Philippine Daily Inquirer
As though the crumbling state of our cultural heritage needed a metaphor, a big part of the roof of the 200-year-old ancestral house of Jose Rizal’s mother in Biñan, Laguna, collapsed last Sunday—a victim of both the elements and human neglect.
Locally known as the Alberto Mansion, the two-story house was built in the early 19th century at the poblacion across from the city government building. The house was owned by the family of Jose Alberto Alonso, the father of Teodora Alonso, the national hero’s mother. It has a floor area of about 600 square meters.
Biñan authorities had been (vainly) moving heaven and earth since 2010 to buy the house from its current owner, Gerardo Alberto. The city council had approved the release of P20 million for the purchase of the 2,000-square-meter property, but Alberto sold the house to Jose Acuzar, the controversial realty and construction magnate who buys up antique houses all over the country, collapses them, and reconstructs them, pillar by pillar, shingle by shingle, in his estate in Bagac, Bataan. He has transformed his estate into a “heritage resort,” calling it Las Casas Filipinas de Acuzar.
Alberto obviously sold the house to Acuzar for a handsome price, enough for him to resist the local authorities’ offer to buy it. In fact, part of the reason a portion of the roof collapsed is that much of the house’s interior has been dismantled and brought to Bataan, where Acuzar is rebuilding it using the doors, pillars and other appurtenances from the original structure. “[The roof] collapsed not because the house was rotting,” said Rosario Sta. Maria, head of United Artists for Cultural Conservation and Development. “The house was in almost perfect shape except for a few leaks in the roof until they (Alberto and Acuzar) dismantled the interior even without a demolition permit from the city government.”
To be sure, the matter has gone beyond the local government. Biñan officials and residents have done all they could to stop the demolition, but they could only do so much. Biñan declared the house a cultural heritage landmark through a city ordinance in 2011, and residents have been raising money to buy the property. But the National Historical Commission has not intervened. This is surprising because the National Heritage Law, although still without implementing guidelines, has declared that any 50-year-old artifact or property may be declared a national cultural property. The provision is admittedly controversial, and even artists and cultural workers have raised fears that it may be abused. But surely this is the right time and the right case for national cultural agencies to step in.

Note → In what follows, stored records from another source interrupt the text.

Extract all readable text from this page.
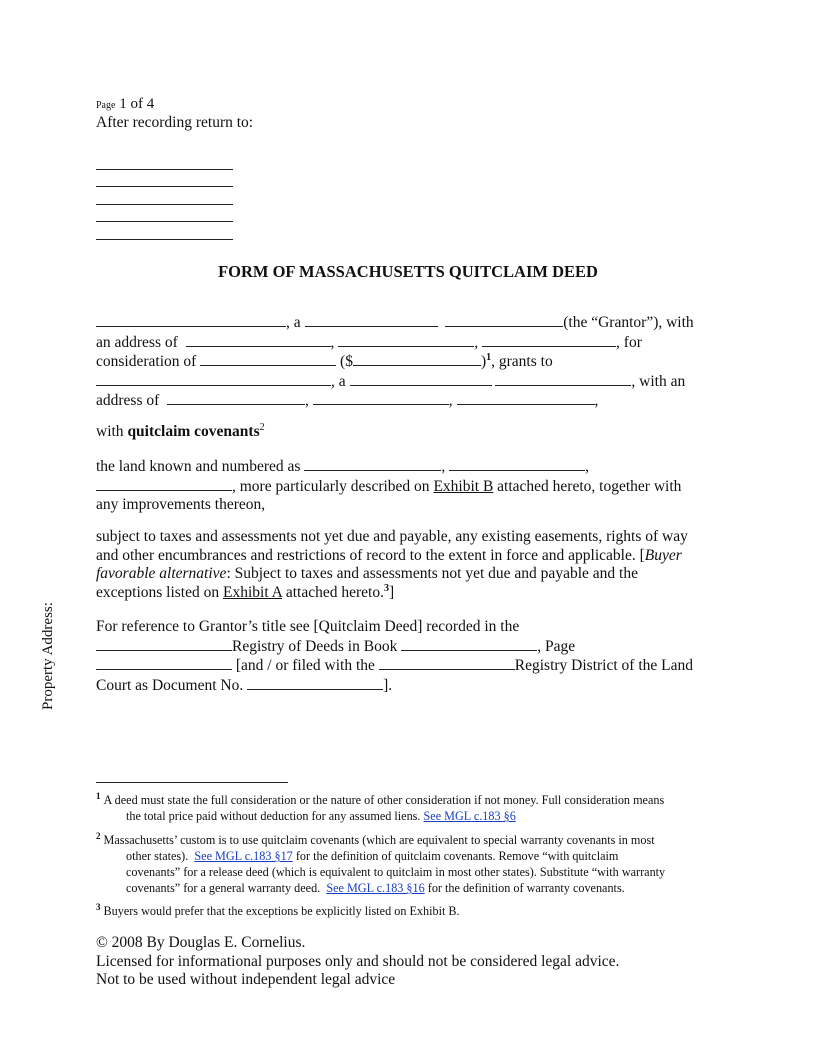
Page 1 of 4
After recording return to:
FORM OF MASSACHUSETTS QUITCLAIM DEED

, a	(the “Grantor”), with

an address of	,	,	, for

consideration of	($	)$^1$, grants to

, a	, with an

address of	,	,	,

with quitclaim covenants$^2$

the land known and numbered as	,	,

, more particularly described on Exhibit B attached hereto, together with

any improvements thereon,

subject to taxes and assessments not yet due and payable, any existing easements, rights of way

and other encumbrances and restrictions of record to the extent in force and applicable. [Buyer

favorable alternative: Subject to taxes and assessments not yet due and payable and the

exceptions listed on Exhibit A attached hereto.$^3$]

For reference to Grantor’s title see [Quitclaim Deed] recorded in the

Registry of Deeds in Book	, Page

[and / or filed with the	Registry District of the Land

Court as Document No.	].

Property Address:
$^1$ A deed must state the full consideration or the nature of other consideration if not money. Full consideration means
the total price paid without deduction for any assumed liens. See MGL c.183 §6
$^2$ Massachusetts’ custom is to use quitclaim covenants (which are equivalent to special warranty covenants in most
other states). See MGL c.183 §17 for the definition of quitclaim covenants. Remove “with quitclaim
covenants” for a release deed (which is equivalent to quitclaim in most other states). Substitute “with warranty
covenants” for a general warranty deed. See MGL c.183 §16 for the definition of warranty covenants.
$^3$ Buyers would prefer that the exceptions be explicitly listed on Exhibit B.
© 2008 By Douglas E. Cornelius.
Licensed for informational purposes only and should not be considered legal advice.
Not to be used without independent legal advice
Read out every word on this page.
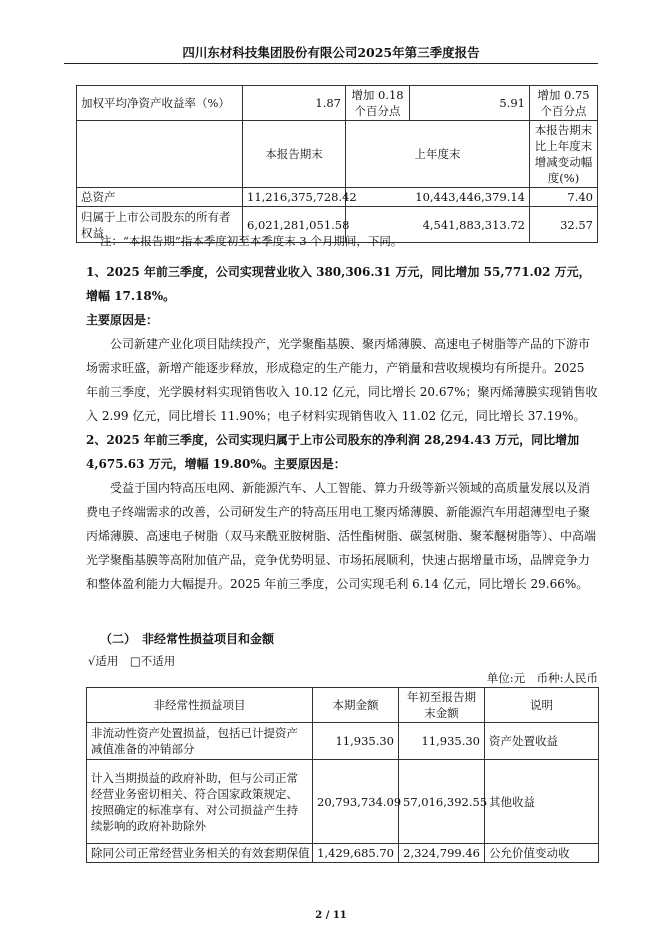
四川东材科技集团股份有限公司2025年第三季度报告
加权平均净资产收益率（%）	1.87	增加 0.18 个百分点	5.91	增加 0.75 个百分点
	本报告期末	上年度末		本报告期末比上年度末增减变动幅度(%)
总资产	11,216,375,728.42	10,443,446,379.14		7.40
归属于上市公司股东的所有者权益	6,021,281,051.58	4,541,883,313.72		32.57
注：“本报告期”指本季度初至本季度末 3 个月期间，下同。

1、2025 年前三季度，公司实现营业收入 380,306.31 万元，同比增加 55,771.02 万元，增幅 17.18%。

主要原因是：

公司新建产业化项目陆续投产，光学聚酯基膜、聚丙烯薄膜、高速电子树脂等产品的下游市场需求旺盛，新增产能逐步释放，形成稳定的生产能力，产销量和营收规模均有所提升。2025 年前三季度，光学膜材料实现销售收入 10.12 亿元，同比增长 20.67%；聚丙烯薄膜实现销售收入 2.99 亿元，同比增长 11.90%；电子材料实现销售收入 11.02 亿元，同比增长 37.19%。

2、2025 年前三季度，公司实现归属于上市公司股东的净利润 28,294.43 万元，同比增加 4,675.63 万元，增幅 19.80%。主要原因是：

受益于国内特高压电网、新能源汽车、人工智能、算力升级等新兴领域的高质量发展以及消费电子终端需求的改善，公司研发生产的特高压用电工聚丙烯薄膜、新能源汽车用超薄型电子聚丙烯薄膜、高速电子树脂（双马来酰亚胺树脂、活性酯树脂、碳氢树脂、聚苯醚树脂等）、中高端光学聚酯基膜等高附加值产品，竞争优势明显、市场拓展顺利，快速占据增量市场，品牌竞争力和整体盈利能力大幅提升。2025 年前三季度，公司实现毛利 6.14 亿元，同比增长 29.66%。

（二）　非经常性损益项目和金额
√适用　□不适用
单位:元　币种:人民币
非经常性损益项目	本期金额	年初至报告期末金额	说明
非流动性资产处置损益，包括已计提资产减值准备的冲销部分	11,935.30	11,935.30	资产处置收益
计入当期损益的政府补助，但与公司正常经营业务密切相关、符合国家政策规定、按照确定的标准享有、对公司损益产生持续影响的政府补助除外	20,793,734.09	57,016,392.55	其他收益
除同公司正常经营业务相关的有效套期保值	1,429,685.70	2,324,799.46	公允价值变动收
2 / 11
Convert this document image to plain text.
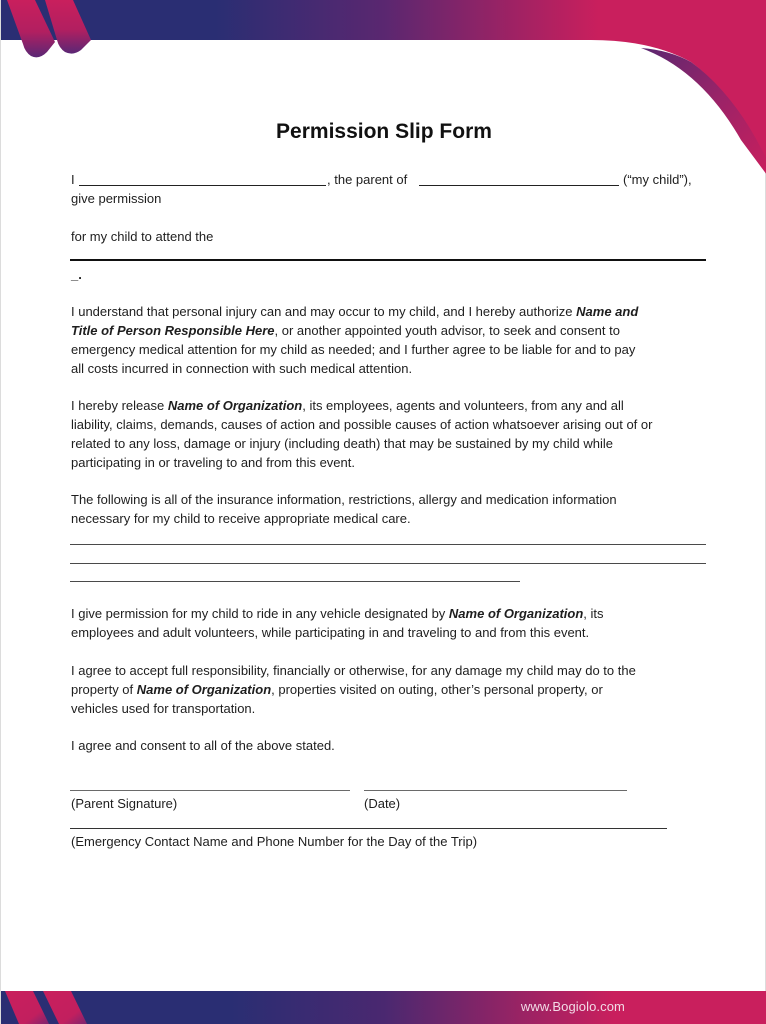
Permission Slip Form
I	, the parent of	(“my child”),
give permission
for my child to attend the
_.
I understand that personal injury can and may occur to my child, and I hereby authorize Name and
Title of Person Responsible Here, or another appointed youth advisor, to seek and consent to
emergency medical attention for my child as needed; and I further agree to be liable for and to pay
all costs incurred in connection with such medical attention.
I hereby release Name of Organization, its employees, agents and volunteers, from any and all
liability, claims, demands, causes of action and possible causes of action whatsoever arising out of or
related to any loss, damage or injury (including death) that may be sustained by my child while
participating in or traveling to and from this event.
The following is all of the insurance information, restrictions, allergy and medication information
necessary for my child to receive appropriate medical care.
I give permission for my child to ride in any vehicle designated by Name of Organization, its
employees and adult volunteers, while participating in and traveling to and from this event.
I agree to accept full responsibility, financially or otherwise, for any damage my child may do to the
property of Name of Organization, properties visited on outing, other’s personal property, or
vehicles used for transportation.
I agree and consent to all of the above stated.
(Parent Signature)	(Date)
(Emergency Contact Name and Phone Number for the Day of the Trip)
www.Bogiolo.com
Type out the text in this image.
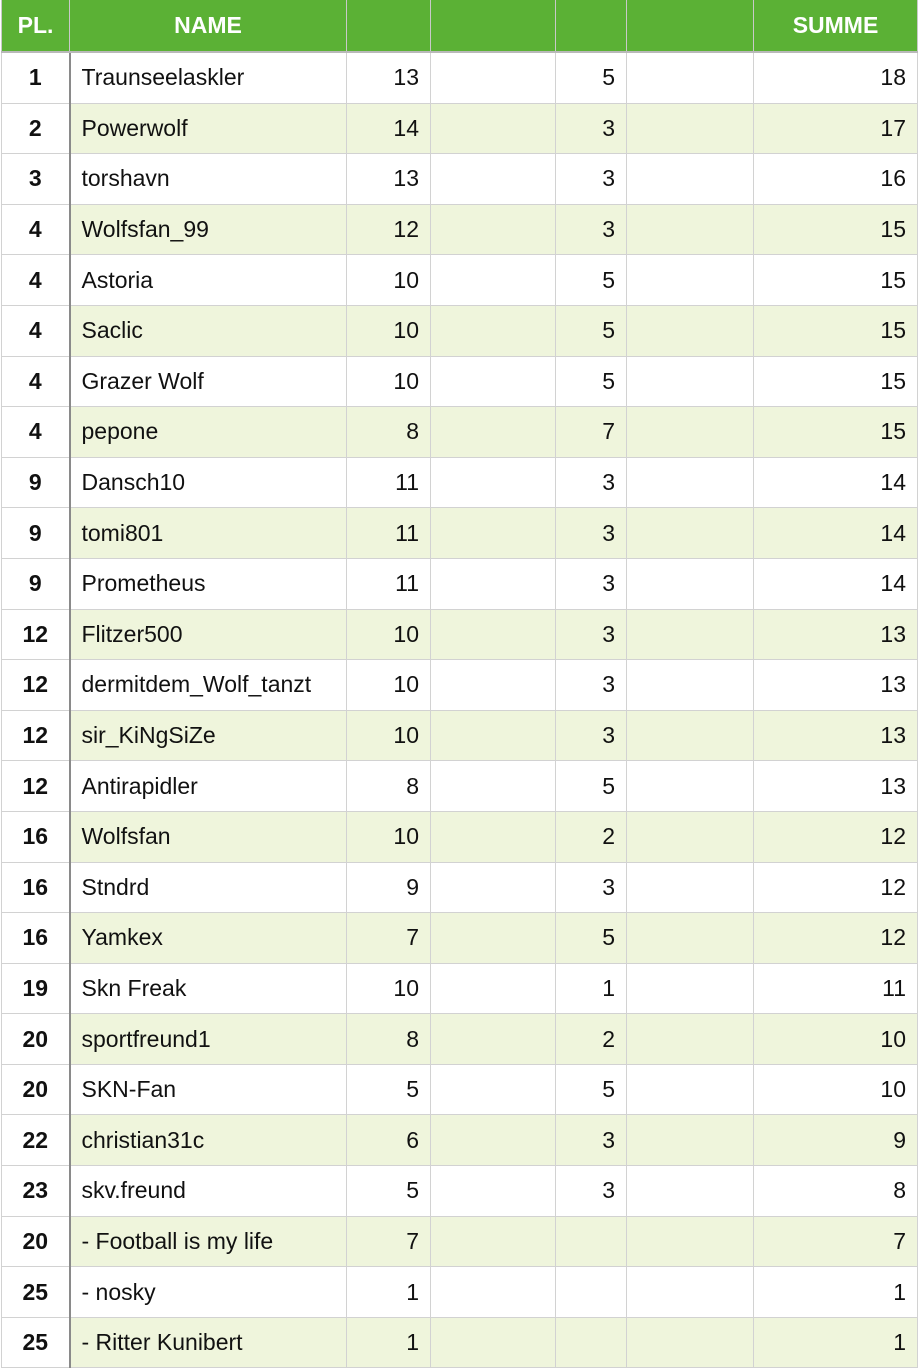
PL.	NAME					SUMME
1	Traunseelaskler	13		5		18
2	Powerwolf	14		3		17
3	torshavn	13		3		16
4	Wolfsfan_99	12		3		15
4	Astoria	10		5		15
4	Saclic	10		5		15
4	Grazer Wolf	10		5		15
4	pepone	8		7		15
9	Dansch10	11		3		14
9	tomi801	11		3		14
9	Prometheus	11		3		14
12	Flitzer500	10		3		13
12	dermitdem_Wolf_tanzt	10		3		13
12	sir_KiNgSiZe	10		3		13
12	Antirapidler	8		5		13
16	Wolfsfan	10		2		12
16	Stndrd	9		3		12
16	Yamkex	7		5		12
19	Skn Freak	10		1		11
20	sportfreund1	8		2		10
20	SKN-Fan	5		5		10
22	christian31c	6		3		9
23	skv.freund	5		3		8
20	- Football is my life	7				7
25	- nosky	1				1
25	- Ritter Kunibert	1				1
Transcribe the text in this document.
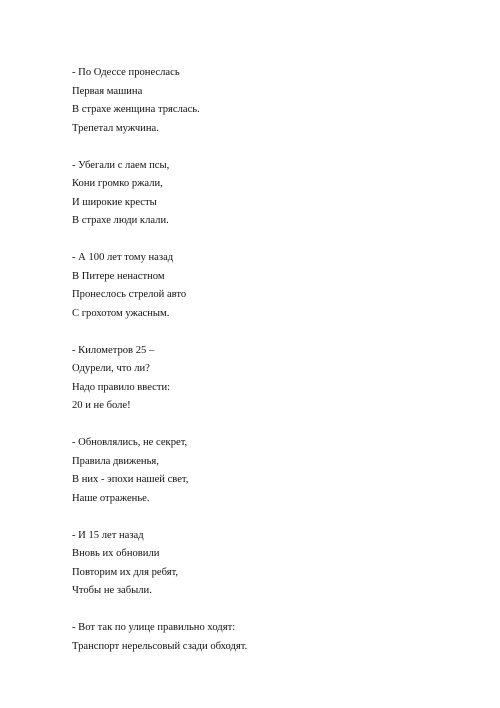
- По Одессе пронеслась
Первая машина
В страхе женщина тряслась.
Трепетал мужчина.
- Убегали с лаем псы,
Кони громко ржали,
И широкие кресты
В страхе люди клали.
- А 100 лет тому назад
В Питере ненастном
Пронеслось стрелой авто
С грохотом ужасным.
- Километров 25 –
Одурели, что ли?
Надо правило ввести:
20 и не боле!
- Обновлялись, не секрет,
Правила движенья,
В них - эпохи нашей свет,
Наше отраженье.
- И 15 лет назад
Вновь их обновили
Повторим их для ребят,
Чтобы не забыли.
- Вот так по улице правильно ходят:
Транспорт нерельсовый сзади обходят.
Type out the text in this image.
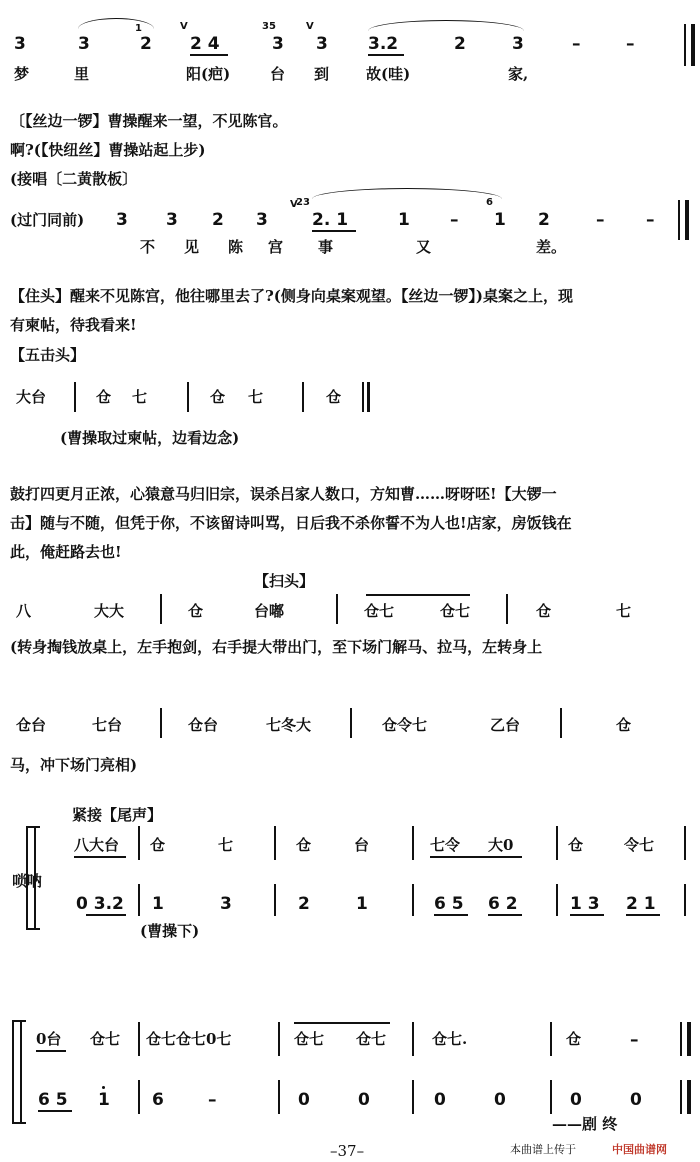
3	3
1
2 2 4
35
3 3 3.2	2	3	–	–
V	V
梦	里	阳(疤)	台 到 故(哇)	家,
〔【丝边一锣】曹操醒来一望，不见陈官。
啊?(【快纽丝】曹操站起上步)
(接唱〔二黄散板〕
(过门同前) 3 3 2 3
23
2. 1	1 –
6
1 2	– –
V
不 见 陈 宫 事	又	差。
【住头】醒来不见陈宫，他往哪里去了?(侧身向桌案观望。【丝边一锣】)桌案之上，现
有柬帖，待我看来!
【五击头】
大台	仓 七	仓 七	仓
(曹操取过柬帖，边看边念)
鼓打四更月正浓，心猿意马归旧宗，误杀吕家人数口，方知曹……呀呀呸!【大锣一
击】随与不随，但凭于你，不该留诗叫骂，日后我不杀你誓不为人也!店家，房饭钱在
此，俺赶路去也!
【扫头】
八	大大	仓	台嘟	仓七	仓七	仓	七
(转身掏钱放桌上，左手抱剑，右手提大带出门，至下场门解马、拉马，左转身上
仓台	七台	仓台	七冬大	仓令七	乙台	仓
马，冲下场门亮相)
紧接【尾声】
唢呐
八大台 仓	七	仓	台	七令 大0	仓	令七
0 3.2 1	3	2	1	6 5 6 2	1 3 2 1
(曹操下)
0台 仓七 仓七仓七0七	仓七 仓七	仓七.	仓	–
6 5 1 6	–	0	0	0	0	0	0
——剧 终
–37–	本曲谱上传于	中国曲谱网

It’s true that because of incompetence and apathy of government, national and local, many old houses with historic and cultural value have fallen into desuetude, if not ruin; many of them are gone now. Elsewhere, big-ticket commercial developments have uprooted the ancient pine trees of Baguio City, the futurist Virra Mall in Greenhills designed by Jose Ma. Zaragoza, and the ice-cube-like ice cream parlor of Magnolia designed by National Artist Leandro Locsin.
Acuzar in fact should be credited for salvaging the house of Gregorio de Jesus on Hidalgo Street in Quiapo and other old houses of historic and architectural import and reconstituting them in Bataan. At least he puts his money where his mouth is. But salvaging the houses also means wrenching them from their original geographical and sociocultural contexts; by rebuilding them in a coastal town in Bataan (where incidentally they become prey to the corrosive effects of the sea breeze), they become mere doll houses, playthings of someone with a curious notion of toys. They become empty of meaning.
Moreover, by “commercializing” the “flea market” for antique houses, Acuzar has made it difficult for locals who care about their heritage to conserve their cultural patrimony. Owners of ancestral homes looking for quick cash can now sound off Acuzar and others with deep pockets and demand high prices beyond the reach of even the most hopeful locals.
Conservation is needed to provide generations a sense of place and of history because culture and heritage are inextricably bound with space and time. But alas, government incompetence and lack of a sense of urgency have abetted the people’s short memory and neglect of their cultural patrimony. Meanwhile, the death knell for culture is being sounded by the merry ringing of the cash register.